Paramount Pictures Chairman Brad Grey had an unusual message for an industry in which taking credit for the latest hit is standard practice.
"Evidently we have a situation where you put one foot in front of the other every day at the studio," he said on a conference call with his senior executive team Sunday. "We all work very hard, and every once in a while you find yourself bumping over a miracle."
Whatever savvy went into distribution and marketing -- and there was certainly plenty of it -- Paramount indeed has a miracle on its hands with "Paranormal Activity," a movie produced for $15,000 and acquired for $300,000 that vanquished four new pictures with combined production budgets of more than $155 million to finish No. 1 at the box office this weekend.
As "Paranormal" sold a studio-estimated $22 million worth of tickets on its fifth weekend, Lionsgate's sixth entry in its annual "Saw" franchise, which has been a reliable cash cow for the independent studio since 2004, opened to a surprisingly weak $14.8 million.
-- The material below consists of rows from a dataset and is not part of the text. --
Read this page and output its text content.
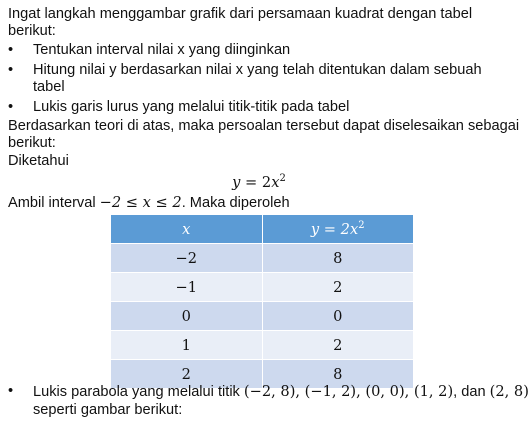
Ingat langkah menggambar grafik dari persamaan kuadrat dengan tabel
berikut:
•	Tentukan interval nilai x yang diinginkan
•	Hitung nilai y berdasarkan nilai x yang telah ditentukan dalam sebuah
tabel
•	Lukis garis lurus yang melalui titik-titik pada tabel
Berdasarkan teori di atas, maka persoalan tersebut dapat diselesaikan sebagai
berikut:
Diketahui
$y = 2x^2$
Ambil interval −2 ≤ x ≤ 2. Maka diperoleh
x	$y = 2x^2$
−2	8
−1	2
0	0
1	2
2	8
•	Lukis parabola yang melalui titik (−2, 8), (−1, 2), (0, 0), (1, 2), dan (2, 8)
seperti gambar berikut:
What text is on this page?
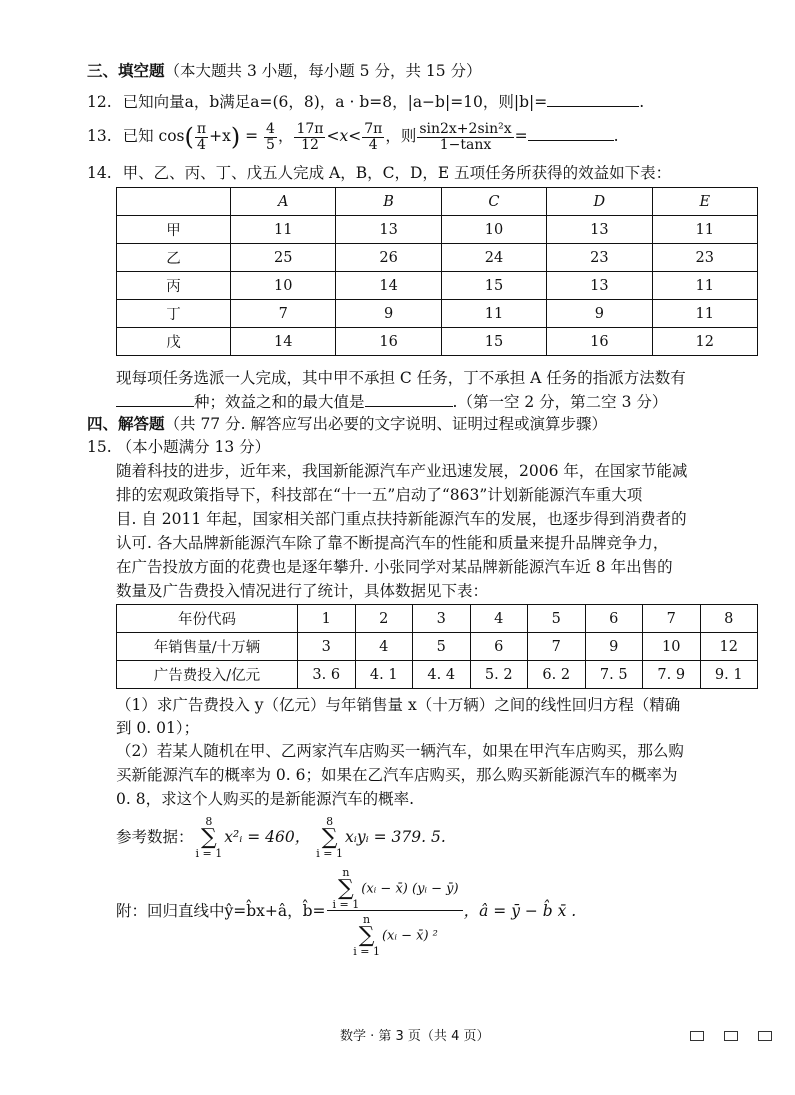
三、填空题（本大题共 3 小题，每小题 5 分，共 15 分）
12. 已知向量a，b满足a=(6，8)，a · b=8，|a−b|=10，则|b|=	.
13. 已知 $\cos( \frac{\pi}{4} +x) = \frac{4}{5}$ ， $\frac{17\pi}{12} <x< \frac{7\pi}{4}$ ，则 $\frac{\text{sin2x+2sin²x}}{1-\tan x}$ =	.
14. 甲、乙、丙、丁、戊五人完成 A，B，C，D，E 五项任务所获得的效益如下表：
	A	B	C	D	E
甲	11	13	10	13	11
乙	25	26	24	23	23
丙	10	14	15	13	11
丁	7	9	11	9	11
戊	14	16	15	16	12
现每项任务选派一人完成，其中甲不承担 C 任务，丁不承担 A 任务的指派方法数有
种；效益之和的最大值是	.（第一空 2 分，第二空 3 分）
四、解答题（共 77 分. 解答应写出必要的文字说明、证明过程或演算步骤）
15. （本小题满分 13 分）
随着科技的进步，近年来，我国新能源汽车产业迅速发展，2006 年，在国家节能减
排的宏观政策指导下，科技部在“十一五”启动了“863”计划新能源汽车重大项
目. 自 2011 年起，国家相关部门重点扶持新能源汽车的发展，也逐步得到消费者的
认可. 各大品牌新能源汽车除了靠不断提高汽车的性能和质量来提升品牌竞争力，
在广告投放方面的花费也是逐年攀升. 小张同学对某品牌新能源汽车近 8 年出售的
数量及广告费投入情况进行了统计，具体数据见下表：
年份代码	1	2	3	4	5	6	7	8
年销售量/十万辆	3	4	5	6	7	9	10	12
广告费投入/亿元	3. 6	4. 1	4. 4	5. 2	6. 2	7. 5	7. 9	9. 1
（1）求广告费投入 y（亿元）与年销售量 x（十万辆）之间的线性回归方程（精确
到 0. 01）；
（2）若某人随机在甲、乙两家汽车店购买一辆汽车，如果在甲汽车店购买，那么购
买新能源汽车的概率为 0. 6；如果在乙汽车店购买，那么购买新能源汽车的概率为
0. 8，求这个人购买的是新能源汽车的概率.
参考数据：8
∑
i = 1x²ᵢ = 460，8
∑
i = 1xᵢyᵢ = 379. 5.
附：回归直线中ŷ=b̂x+â，b̂= n
∑
i = 1(xᵢ − x̄) (yᵢ − ȳ)
n
∑
i = 1(xᵢ − x̄) ² ，â = ȳ − b̂ x̄ .
数学 · 第 3 页（共 4 页）
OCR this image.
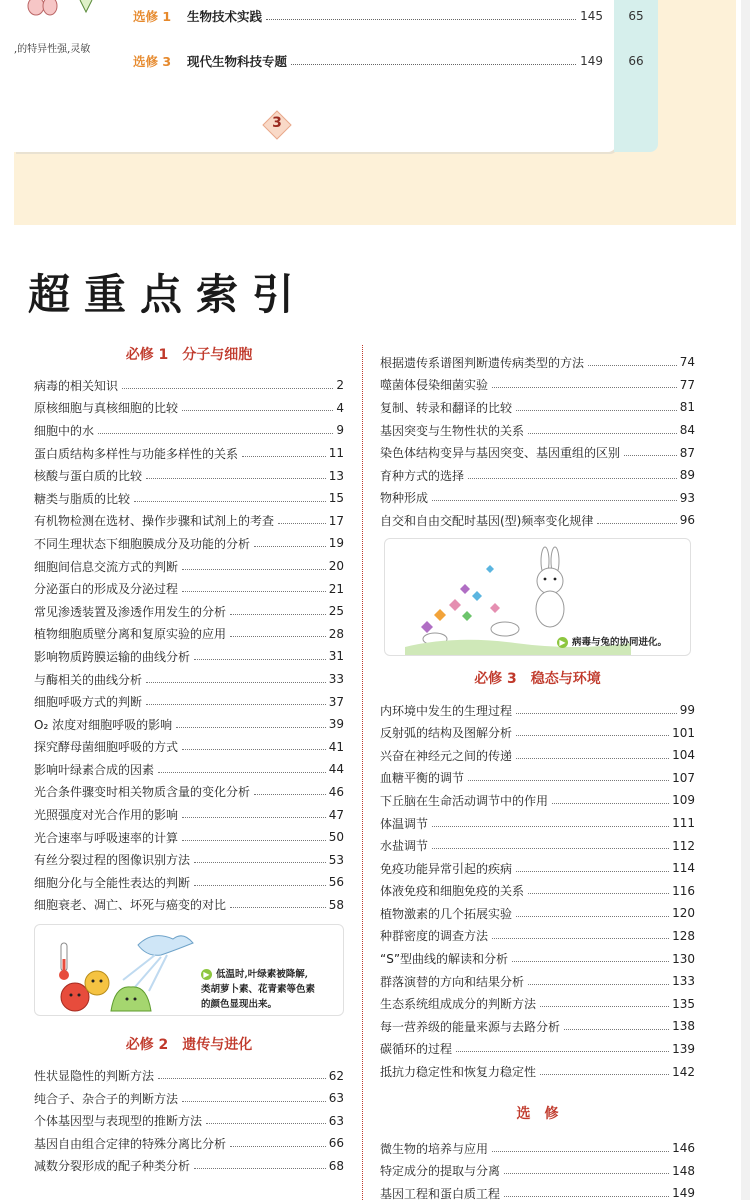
,的特异性强,灵敏
选修 1	生物技术实践	145	65
选修 3	现代生物科技专题	149	66
3
超重点索引
必修 1　分子与细胞
病毒的相关知识	2
原核细胞与真核细胞的比较	4
细胞中的水	9
蛋白质结构多样性与功能多样性的关系	11
核酸与蛋白质的比较	13
糖类与脂质的比较	15
有机物检测在选材、操作步骤和试剂上的考查	17
不同生理状态下细胞膜成分及功能的分析	19
细胞间信息交流方式的判断	20
分泌蛋白的形成及分泌过程	21
常见渗透装置及渗透作用发生的分析	25
植物细胞质壁分离和复原实验的应用	28
影响物质跨膜运输的曲线分析	31
与酶相关的曲线分析	33
细胞呼吸方式的判断	37
O₂ 浓度对细胞呼吸的影响	39
探究酵母菌细胞呼吸的方式	41
影响叶绿素合成的因素	44
光合条件骤变时相关物质含量的变化分析	46
光照强度对光合作用的影响	47
光合速率与呼吸速率的计算	50
有丝分裂过程的图像识别方法	53
细胞分化与全能性表达的判断	56
细胞衰老、凋亡、坏死与癌变的对比	58
▶ 低温时,叶绿素被降解,
类胡萝卜素、花青素等色素
的颜色显现出来。
必修 2　遗传与进化
性状显隐性的判断方法	62
纯合子、杂合子的判断方法	63
个体基因型与表现型的推断方法	63
基因自由组合定律的特殊分离比分析	66
减数分裂形成的配子种类分析	68
根据遗传系谱图判断遗传病类型的方法	74
噬菌体侵染细菌实验	77
复制、转录和翻译的比较	81
基因突变与生物性状的关系	84
染色体结构变异与基因突变、基因重组的区别	87
育种方式的选择	89
物种形成	93
自交和自由交配时基因(型)频率变化规律	96
▶ 病毒与兔的协同进化。
必修 3　稳态与环境
内环境中发生的生理过程	99
反射弧的结构及图解分析	101
兴奋在神经元之间的传递	104
血糖平衡的调节	107
下丘脑在生命活动调节中的作用	109
体温调节	111
水盐调节	112
免疫功能异常引起的疾病	114
体液免疫和细胞免疫的关系	116
植物激素的几个拓展实验	120
种群密度的调查方法	128
“S”型曲线的解读和分析	130
群落演替的方向和结果分析	133
生态系统组成成分的判断方法	135
每一营养级的能量来源与去路分析	138
碳循环的过程	139
抵抗力稳定性和恢复力稳定性	142
选　修
微生物的培养与应用	146
特定成分的提取与分离	148
基因工程和蛋白质工程	149
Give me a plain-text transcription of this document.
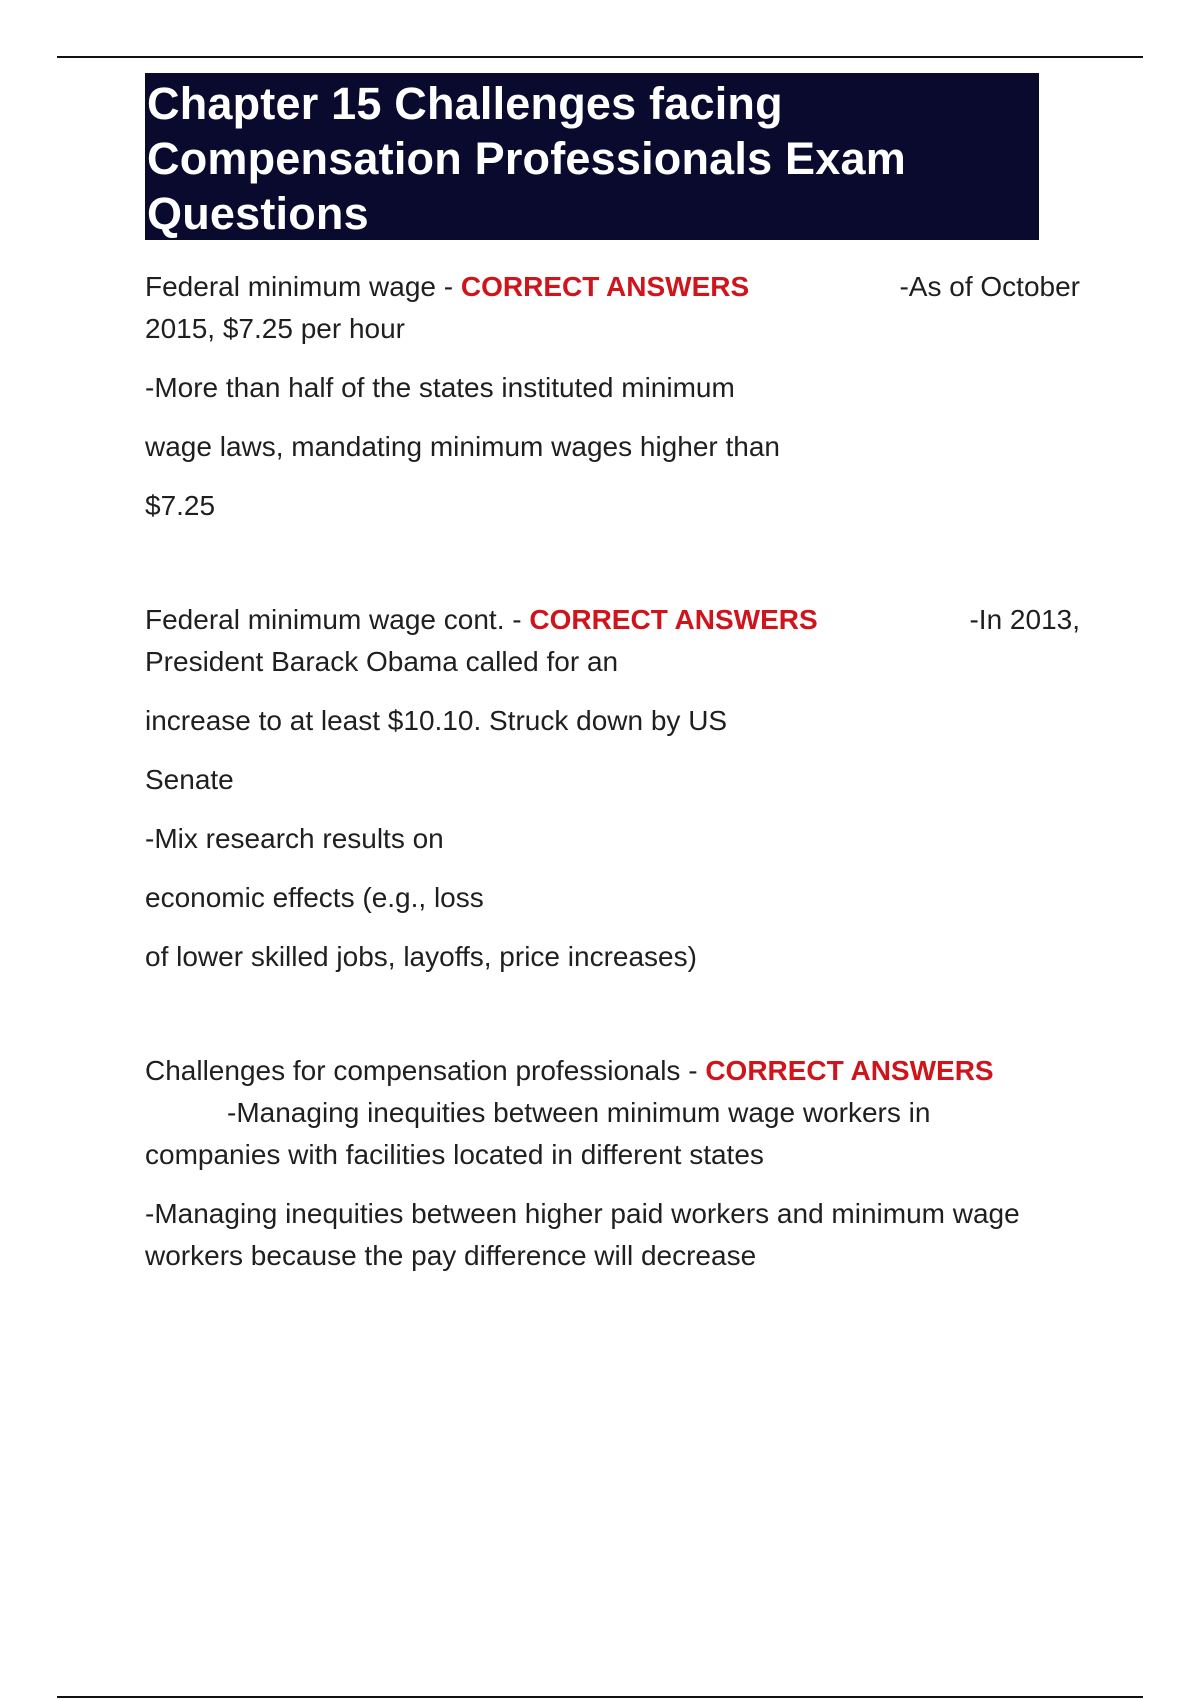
Chapter 15 Challenges facing Compensation Professionals Exam Questions

Federal minimum wage - CORRECT ANSWERS	-As of October

2015, $7.25 per hour

-More than half of the states instituted minimum

wage laws, mandating minimum wages higher than

$7.25

Federal minimum wage cont. - CORRECT ANSWERS	-In 2013,

President Barack Obama called for an

increase to at least $10.10. Struck down by US

Senate

-Mix research results on

economic effects (e.g., loss

of lower skilled jobs, layoffs, price increases)

Challenges for compensation professionals - CORRECT ANSWERS

-Managing inequities between minimum wage workers in

companies with facilities located in different states

-Managing inequities between higher paid workers and minimum wage

workers because the pay difference will decrease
Three other new movies -- "Amelia," "Astro Boy" and "Cirque du Freak: The Vampire's Assistant" -- all flopped, with debuts at or below $7 million, driving total box-office receipts down 9% from the same weekend a year ago, according to Hollywood.com.
Paramount debuted "Paranormal Activity" in a dozen college towns where it played only midnight shows more than four weeks ago and slowly expanded the horror flick until it was playing at 1,945 locations nationwide this weekend. It has grossed a total of $62.5 million so far and, with a further expansion planned for Friday, is expected to end up with ticket sales of more than $100 million.
Even including marketing costs of a little less than $10 million, it will end up as the studio's most profitable film since Grey took over in 2005.
That's a much-needed boost for Paramount, which, despite recent hits such as "Transformers: Revenge of the Fallen" and "Star Trek," found itself in a precarious enough financial situation that it delayed the Martin Scorsese-Leonardo DiCaprio thriller "Shutter Island" from October to February to meet its profitability target for this year.
"The lesson that is startling is that our industry can foster entertaining product at any price point," Grey said of the unexpected hit. "I am particularly proud of the fact that we have a team with the ability to find innovative ways to distribute and market 'Paranormal' and at the same time has the ability to push a global effort like 'Transformers.' "
Though capturing lightning in a bottle twice can be difficult, Grey said that Paramount is considering producing a sequel to "Paranormal Activity," for which it would have worldwide rights. The current film has been sold to a variety of international distributors by IM Global and starts playing overseas Friday.
Going into the weekend, studio executives who closely follow pre-release polling had expected that "Paranormal" would compete closely with "Saw VI" for the No. 1 spot. The former movie's decisive victory is a blow for Lionsgate, which has seen the last four series entries open to more than $30 million after the first "Saw" debuted to $18.3 million in 2004.
"Clearly 'Paranormal' in the marketplace had a negative impact on our opening weekend, but it is still the highest-grossing horror franchise in the history of the industry, and I look at that as a phenomenon," said David Spitz, executive vice president of distribution for the studio.
Beyond the presence of "Paranormal," "Saw VI" may also have been harmed by fans' dislike of last year's "Saw V," which garnered a weak average audience grade of C, according to market research firm CinemaScore.
This year's entry got a B, giving Lionsgate some reason to hope it could play longer than the last couple of "Saw" movies, which have faded fast after their opening weekends.
Given its production cost of about $11 million, "Saw VI" could still be modestly profitable for Lionsgate, which is more than can be said for the weekend's other new films.
"Astro Boy," which was produced by Hong Kong-based animation house Imagi Studios at a cost of $65 million and distributed by Summit Entertainment, opened to a dismal $7 million.
Tween-targeted "Cirque du Freak," an adaptation of the book series that was intended to piggyback on the successes of "Harry Potter" and "Twilight," managed only $6.3 million. Universal Pictures and Relativity Media evenly split its production budget of $40 million.
Fox Searchlight's "Amelia," which starred Hillary Swank as the pioneering pilot, didn't even crack the top 10, opening to an anemic $4 million, albeit at fewer than one-third as many theaters as the other new pictures.
Ted Waitt, co-founder of computer company Gateway Inc., was lead investor in the movie, which cost about $40 million.